CD2 (OKT11) augments CD3-mediated intracellular signaling events in human T lymphocytes

• Published in: Journal of investigative medicine Vol. 48; no. 2; p. 102
• Main Authors: Berney, S M, Schaan, T, Wolf, R E, van der Heyde, H, Atkinson, T P
• Format: Journal Article
• Language: English
• Published: England 01.03.2000
• Subjects: Animals; Antibodies, Monoclonal; Antigens, CD - metabolism; Antigens, Differentiation, T-Lymphocyte - metabolism; CD2 Antigens - metabolism; CD3 Complex - metabolism; Humans; Lectins, C-Type; Lymphocyte Activation; Mice; Phosphatidylinositols - metabolism; Signal Transduction; T-Lymphocytes - immunology; T-Lymphocytes - metabolism
• ISSN: 1081-5589

CD2 (LFA-2) is expressed on thymocytes, natural killer cells, and virtually all peripheral T cells. CD2 binds to its primary ligand CD58 (LFA-3) on antigen presenting cells (APC) and stabilizes the T cell-APC interaction; this stable interaction then optimizes Ag-specific T-cell activation. We assessed whether CD2-cross-linking by mAb augments the process of T-cell stimulation through the TCR/CD3 complex.
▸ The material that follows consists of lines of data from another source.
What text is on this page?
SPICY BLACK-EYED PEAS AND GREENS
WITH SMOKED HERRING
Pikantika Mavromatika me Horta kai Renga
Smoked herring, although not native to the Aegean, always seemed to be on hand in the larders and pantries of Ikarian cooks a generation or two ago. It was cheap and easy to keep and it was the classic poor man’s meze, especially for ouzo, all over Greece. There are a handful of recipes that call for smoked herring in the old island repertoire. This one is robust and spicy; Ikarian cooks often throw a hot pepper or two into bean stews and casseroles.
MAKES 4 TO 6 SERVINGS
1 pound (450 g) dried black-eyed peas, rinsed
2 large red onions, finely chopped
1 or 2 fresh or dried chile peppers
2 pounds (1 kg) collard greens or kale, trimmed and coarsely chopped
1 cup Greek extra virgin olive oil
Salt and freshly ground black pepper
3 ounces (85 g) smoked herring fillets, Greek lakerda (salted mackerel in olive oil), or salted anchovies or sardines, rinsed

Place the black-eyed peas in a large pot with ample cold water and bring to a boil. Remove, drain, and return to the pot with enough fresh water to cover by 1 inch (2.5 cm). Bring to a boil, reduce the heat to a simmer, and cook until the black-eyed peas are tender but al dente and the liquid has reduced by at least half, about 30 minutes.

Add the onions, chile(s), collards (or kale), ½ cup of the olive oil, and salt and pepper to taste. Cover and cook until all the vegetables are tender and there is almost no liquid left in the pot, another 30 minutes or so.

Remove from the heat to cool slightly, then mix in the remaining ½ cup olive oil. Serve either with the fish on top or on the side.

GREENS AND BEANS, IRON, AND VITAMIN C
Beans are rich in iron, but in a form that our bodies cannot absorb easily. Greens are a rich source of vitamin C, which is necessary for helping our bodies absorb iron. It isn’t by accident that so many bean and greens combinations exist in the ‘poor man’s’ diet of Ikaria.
Plate-bound anti-CD2 or anti-CD3 mAb alone had no measurable effect on any of the assessed activation parameters of resting T cells. However, concomitant signaling through both CD2 and CD3 by plate-bound antibodies resulted in marked increases in CD69 expression on the T-cell surface and T-cell-cellular metabolism, as assessed by the ability of the cell to reduce 3-(4,5-dimethylthiazol-2-yl)-5-(3-carboxylmethoxyphenyl)-2-( 4-sulphophenyl)- 2H-tetrazolium (MTS) to formazen. In addition, simultaneous cross-linking of CD2 and CD3 caused a significant (P < 0.001) increase in phosphatidylinositol hydrolysis in resting T cells compared to stimulation with anti-CD3 mAb alone and anti-CD3 mAb plus anti-CD2 isotype control antibody. These results indicate that CD2 augments signaling through CD3, and consequently functions as a costimulatory molecule for resting T cells in the initial activation step.